Interpretive Summary: Riverine nitrogen is an important water quality parameter in the U.S. and across the globe. The lack of spatially-explicit riverine nitrogen yield maps represent a knowledge gap in identifying critical source areas of nitrogen pollution. In this study, we calculated riverine nitrogen loads at over 1,800 hydrological stations across the Conterminous United States (CONUS), and derived the spatial distribution of riverine nitrogen yield by combining the riverine nitrogen loads and the catchment topology information from the National Hydrography Dataset. We also estimated that over 64% of the riverine nitrogen yield is contributed from non-point sources by excluding nitrogen inputs from point sources. The newly derived spatial distribution of riverine nitrogen yield can provide useful information for identification of critical source areas for nitrogen pollution and verification of water quality models to ensure credible model simulations.
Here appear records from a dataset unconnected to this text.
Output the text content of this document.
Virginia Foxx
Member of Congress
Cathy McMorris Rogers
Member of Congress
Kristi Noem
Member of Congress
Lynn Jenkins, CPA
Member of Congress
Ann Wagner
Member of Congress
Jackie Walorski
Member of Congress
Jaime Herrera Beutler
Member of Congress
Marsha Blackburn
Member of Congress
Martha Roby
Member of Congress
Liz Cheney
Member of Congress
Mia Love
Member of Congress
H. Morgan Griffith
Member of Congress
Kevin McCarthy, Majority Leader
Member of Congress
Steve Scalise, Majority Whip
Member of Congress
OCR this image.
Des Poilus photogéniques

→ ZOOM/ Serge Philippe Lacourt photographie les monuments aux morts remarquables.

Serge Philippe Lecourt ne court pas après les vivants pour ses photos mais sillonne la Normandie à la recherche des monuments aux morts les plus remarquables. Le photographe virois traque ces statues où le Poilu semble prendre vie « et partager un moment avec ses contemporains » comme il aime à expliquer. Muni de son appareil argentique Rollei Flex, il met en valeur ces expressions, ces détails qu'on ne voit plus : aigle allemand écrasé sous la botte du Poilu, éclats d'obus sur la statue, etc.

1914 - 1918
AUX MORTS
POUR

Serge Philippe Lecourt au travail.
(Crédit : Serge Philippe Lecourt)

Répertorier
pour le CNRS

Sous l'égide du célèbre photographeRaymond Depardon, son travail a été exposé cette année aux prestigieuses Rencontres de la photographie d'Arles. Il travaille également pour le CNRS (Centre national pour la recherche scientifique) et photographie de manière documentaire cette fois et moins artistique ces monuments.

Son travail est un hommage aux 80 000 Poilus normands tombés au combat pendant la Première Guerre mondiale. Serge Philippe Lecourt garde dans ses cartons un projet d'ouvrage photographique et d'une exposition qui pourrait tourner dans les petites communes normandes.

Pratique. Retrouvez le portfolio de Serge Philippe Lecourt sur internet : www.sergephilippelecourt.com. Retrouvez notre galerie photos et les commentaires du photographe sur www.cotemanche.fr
Technical Abstract: Riverine nitrogen loads are a pivotal determinant influencing water quality in inland and coastal waters. While a multitude of studies have underscored the significance of riverine nitrogen loads on a local scale, the absence of a database encompassing spatial nitrogen loads manifests a discernible gap in our capacity to quantify the net gain or loss of riverine nitrogen burdens. This, in turn, hinders our ability to comprehend the principal contributors to the riverine nitrogen loads. Here, we (1) compiled 294,996 riverine total nitrogen concentrations and concurrent streamflow data across the Conterminous United States (CONUS), (2) estimated the riverine loads of total nitrogen (TN) for over 1,800 hydrological stations, (3) derived the spatial distribution of riverine nitrogen loads by leveraging river and catchment connectivity information contained in the National Hydrography Dataset plus (NHD-plus), and (4) characterized nonpoint-source TN loads by excluding point-source loads. This newly assembled spatial riverine nitrogen load dataset helps enhance the quantification of the spatial sources of nitrogen load and can be used to conduct spatially explicit verification of distributed water quality models. As such, this new dataset represents a valuable resource for both research and management of water quality.